Она задавала ему огромное количество вопросов и никак не комментировала ответы, которые лишь служили почвой для всё новых расспросов. Смущение покинуло её и больше не возвращалось. Она изо всех сил демонстрировала ему свою крайнюю заинтересованность. Но почему? Он абсолютно не походил на неё. Он был слишком «богемным»: пил пиво в барах Нью-Йорка, не общался с порядочными женщинами и водил знакомство только с актрисой из варьете. Разумеется, при более близком знакомстве она разочаруется в нём, так что он, конечно же, ни за что не станет упоминать об актрисе и, если получится, о пиве тоже. Но не это его заботило. Если в характере бостонцев было любопытство, то он был самым вежливым человеком в Миссисипи. Он рассказал о Миссисипи всё, что ей хотелось знать, неоднократно упомянув, что старые ценности Юга там всё ещё широко распространены. Она не стала лучше понимать его из-за этого, она понятия не имела, как мало говорит о его собственных взглядах это маленькое признание. Слова сестры о её страсти к «реформам» оставили у него во рту неприятный привкус, он чувствовал, что если она исповедует религию гуманизма, а Бэзил Рэнсом читал Конта, впрочем, как и всех остальных философов, она никогда не поймёт его. У него тоже был свой взгляд на реформы, и, по его мнению, изменение требовалось, в первую очередь, самим реформаторам. Когда ужин, который, несмотря на все их разногласия, был великолепен, подошёл к концу, она сказала, что теперь вынуждена покинуть его, если только он не согласится составить ей компанию. Она собиралась посетить маленькую встречу в доме её подруги, которая пригласила людей «интересующихся новыми идеями» познакомиться с миссис Фарриндер.
– О, спасибо, – сказал Бэзил Рэнсом. – Это вечеринка? Я не был на вечеринках с тех пор, как покинул Миссисипи.
– Нет, мисс Бёрдси не устраивает вечеринок. Она аскет.
– Что ж, хорошо, что мы уже поужинали, – засмеялся Рэнсом.
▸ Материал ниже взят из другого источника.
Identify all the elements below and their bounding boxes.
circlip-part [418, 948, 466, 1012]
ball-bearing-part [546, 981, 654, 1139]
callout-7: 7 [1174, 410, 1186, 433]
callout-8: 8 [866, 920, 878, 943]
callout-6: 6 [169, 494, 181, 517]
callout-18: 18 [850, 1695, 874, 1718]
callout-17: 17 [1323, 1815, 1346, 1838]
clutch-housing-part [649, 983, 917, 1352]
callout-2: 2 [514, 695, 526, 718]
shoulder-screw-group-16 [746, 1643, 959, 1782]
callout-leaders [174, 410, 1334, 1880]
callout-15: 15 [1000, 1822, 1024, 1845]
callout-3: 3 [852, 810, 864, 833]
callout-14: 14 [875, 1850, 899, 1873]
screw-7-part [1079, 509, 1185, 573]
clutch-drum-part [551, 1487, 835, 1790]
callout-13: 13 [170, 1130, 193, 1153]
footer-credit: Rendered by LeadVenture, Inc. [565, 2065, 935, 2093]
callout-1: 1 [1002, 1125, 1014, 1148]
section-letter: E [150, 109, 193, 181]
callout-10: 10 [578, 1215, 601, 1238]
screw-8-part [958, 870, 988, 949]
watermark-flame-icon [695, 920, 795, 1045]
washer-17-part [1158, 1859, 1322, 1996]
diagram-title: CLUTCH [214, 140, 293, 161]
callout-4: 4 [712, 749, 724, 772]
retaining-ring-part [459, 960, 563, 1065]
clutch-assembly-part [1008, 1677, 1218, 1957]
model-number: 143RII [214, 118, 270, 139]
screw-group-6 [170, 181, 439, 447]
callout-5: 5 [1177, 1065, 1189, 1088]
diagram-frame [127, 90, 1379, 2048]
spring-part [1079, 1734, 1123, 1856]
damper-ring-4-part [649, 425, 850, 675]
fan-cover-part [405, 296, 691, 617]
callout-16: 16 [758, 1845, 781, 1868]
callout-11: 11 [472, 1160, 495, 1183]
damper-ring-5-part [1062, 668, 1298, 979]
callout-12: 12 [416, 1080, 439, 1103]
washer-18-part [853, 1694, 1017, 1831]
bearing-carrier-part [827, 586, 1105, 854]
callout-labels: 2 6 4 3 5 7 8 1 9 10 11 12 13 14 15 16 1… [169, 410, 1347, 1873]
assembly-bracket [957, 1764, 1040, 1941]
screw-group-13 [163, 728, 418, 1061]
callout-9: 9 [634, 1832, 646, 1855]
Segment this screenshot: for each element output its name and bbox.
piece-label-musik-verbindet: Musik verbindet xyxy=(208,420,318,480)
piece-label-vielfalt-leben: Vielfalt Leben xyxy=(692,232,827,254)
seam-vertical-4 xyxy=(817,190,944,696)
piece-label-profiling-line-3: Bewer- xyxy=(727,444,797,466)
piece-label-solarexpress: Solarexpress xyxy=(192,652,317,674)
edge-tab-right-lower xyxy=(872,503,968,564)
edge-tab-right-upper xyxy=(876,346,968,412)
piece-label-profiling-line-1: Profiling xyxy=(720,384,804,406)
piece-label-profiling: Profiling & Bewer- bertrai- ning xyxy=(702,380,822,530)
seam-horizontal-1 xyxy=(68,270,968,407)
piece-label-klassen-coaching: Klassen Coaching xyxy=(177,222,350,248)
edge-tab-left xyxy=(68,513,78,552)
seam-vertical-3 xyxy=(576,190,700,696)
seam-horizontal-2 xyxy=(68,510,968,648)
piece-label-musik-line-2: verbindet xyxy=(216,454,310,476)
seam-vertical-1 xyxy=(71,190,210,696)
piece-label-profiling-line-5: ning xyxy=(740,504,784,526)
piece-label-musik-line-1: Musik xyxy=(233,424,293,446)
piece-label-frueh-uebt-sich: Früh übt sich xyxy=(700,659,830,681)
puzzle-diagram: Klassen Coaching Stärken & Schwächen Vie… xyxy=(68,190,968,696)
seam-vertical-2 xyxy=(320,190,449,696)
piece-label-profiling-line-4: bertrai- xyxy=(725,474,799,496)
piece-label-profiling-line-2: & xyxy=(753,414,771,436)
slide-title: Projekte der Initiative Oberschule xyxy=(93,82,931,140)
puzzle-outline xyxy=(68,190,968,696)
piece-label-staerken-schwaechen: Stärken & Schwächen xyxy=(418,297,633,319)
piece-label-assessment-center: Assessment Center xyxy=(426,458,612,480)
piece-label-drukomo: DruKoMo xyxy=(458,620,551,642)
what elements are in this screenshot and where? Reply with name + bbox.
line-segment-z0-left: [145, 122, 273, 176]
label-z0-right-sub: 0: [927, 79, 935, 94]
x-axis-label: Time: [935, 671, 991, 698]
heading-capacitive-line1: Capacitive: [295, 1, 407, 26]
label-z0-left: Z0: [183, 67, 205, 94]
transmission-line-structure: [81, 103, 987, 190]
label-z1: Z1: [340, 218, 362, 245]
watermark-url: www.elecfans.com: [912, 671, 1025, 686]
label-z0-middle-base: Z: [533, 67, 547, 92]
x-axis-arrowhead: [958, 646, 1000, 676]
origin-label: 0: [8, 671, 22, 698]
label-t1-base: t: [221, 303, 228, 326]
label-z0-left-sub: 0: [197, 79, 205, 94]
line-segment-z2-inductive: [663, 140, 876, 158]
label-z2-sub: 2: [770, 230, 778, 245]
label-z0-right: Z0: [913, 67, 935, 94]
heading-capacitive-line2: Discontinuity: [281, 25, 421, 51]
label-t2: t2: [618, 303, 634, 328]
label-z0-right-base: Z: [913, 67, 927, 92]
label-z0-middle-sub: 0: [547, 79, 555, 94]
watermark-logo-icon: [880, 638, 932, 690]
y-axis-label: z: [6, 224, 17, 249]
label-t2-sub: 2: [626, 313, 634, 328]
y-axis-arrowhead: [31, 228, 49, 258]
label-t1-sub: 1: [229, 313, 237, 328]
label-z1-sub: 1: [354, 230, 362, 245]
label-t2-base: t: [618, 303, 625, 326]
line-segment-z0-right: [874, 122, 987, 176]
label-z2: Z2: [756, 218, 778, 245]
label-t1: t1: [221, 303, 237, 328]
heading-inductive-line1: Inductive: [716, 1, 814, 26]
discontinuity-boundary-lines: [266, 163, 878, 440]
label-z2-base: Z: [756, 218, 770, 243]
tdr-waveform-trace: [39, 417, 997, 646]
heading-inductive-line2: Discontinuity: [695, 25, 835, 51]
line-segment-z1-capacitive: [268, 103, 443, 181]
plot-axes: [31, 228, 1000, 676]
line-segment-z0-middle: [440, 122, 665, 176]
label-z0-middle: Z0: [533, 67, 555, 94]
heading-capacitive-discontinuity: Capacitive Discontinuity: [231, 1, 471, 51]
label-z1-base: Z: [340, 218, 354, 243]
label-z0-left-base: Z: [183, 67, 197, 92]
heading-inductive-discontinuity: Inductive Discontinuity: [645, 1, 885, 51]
Хозяйка дома помолчала, опустив глаза. Казалось, что она колеблется между несколькими вещами, которые могла бы сказать в ответ, и все они настолько важны, что она никак не может выбрать.
– Я думаю, это может быть вам интересно, – сказала она наконец. – Вы услышите любопытное обсуждение, если вам нравятся такие вещи. Возможно, вы не согласитесь, – добавила она, глядя на него своими странными глазами.
– Возможно, и не соглашусь. Я не соглашаюсь со всем подряд, – сказал он с улыбкой, поглаживая свою ногу.
– Вас не волнует прогресс человечества? – спросила мисс Ченселлор.
– Не знаю, я никогда не видел его. Может быть, вы мне его покажете?
– Я покажу вам серьёзные усилия, направленные на его достижение, можете быть уверены. Но я не уверена, что вы этого достойны.
– Это, наверное, что-то очень бостонское? Я с удовольствием взглянул бы на это, – сказал Бэзил Рэнсом.
– В других городах тоже есть подобные движения. Миссис Фарриндер бывает везде. Возможно, она произнесет речь сегодня.
– Миссис Фарриндер, знаменитая…?
– Да, знаменитая. Апостол женской эмансипации. Она большой друг мисс Бёрдси.
– А кто такая мисс Бёрдси?
– Одна из местных знаменитостей. Женщина мира, она борется за все разумные реформы. Я думаю, мне следует сказать вам, – тут же продолжила мисс Ченселлор, – она одна из первых и одна из самых ярых старых аболиционистов.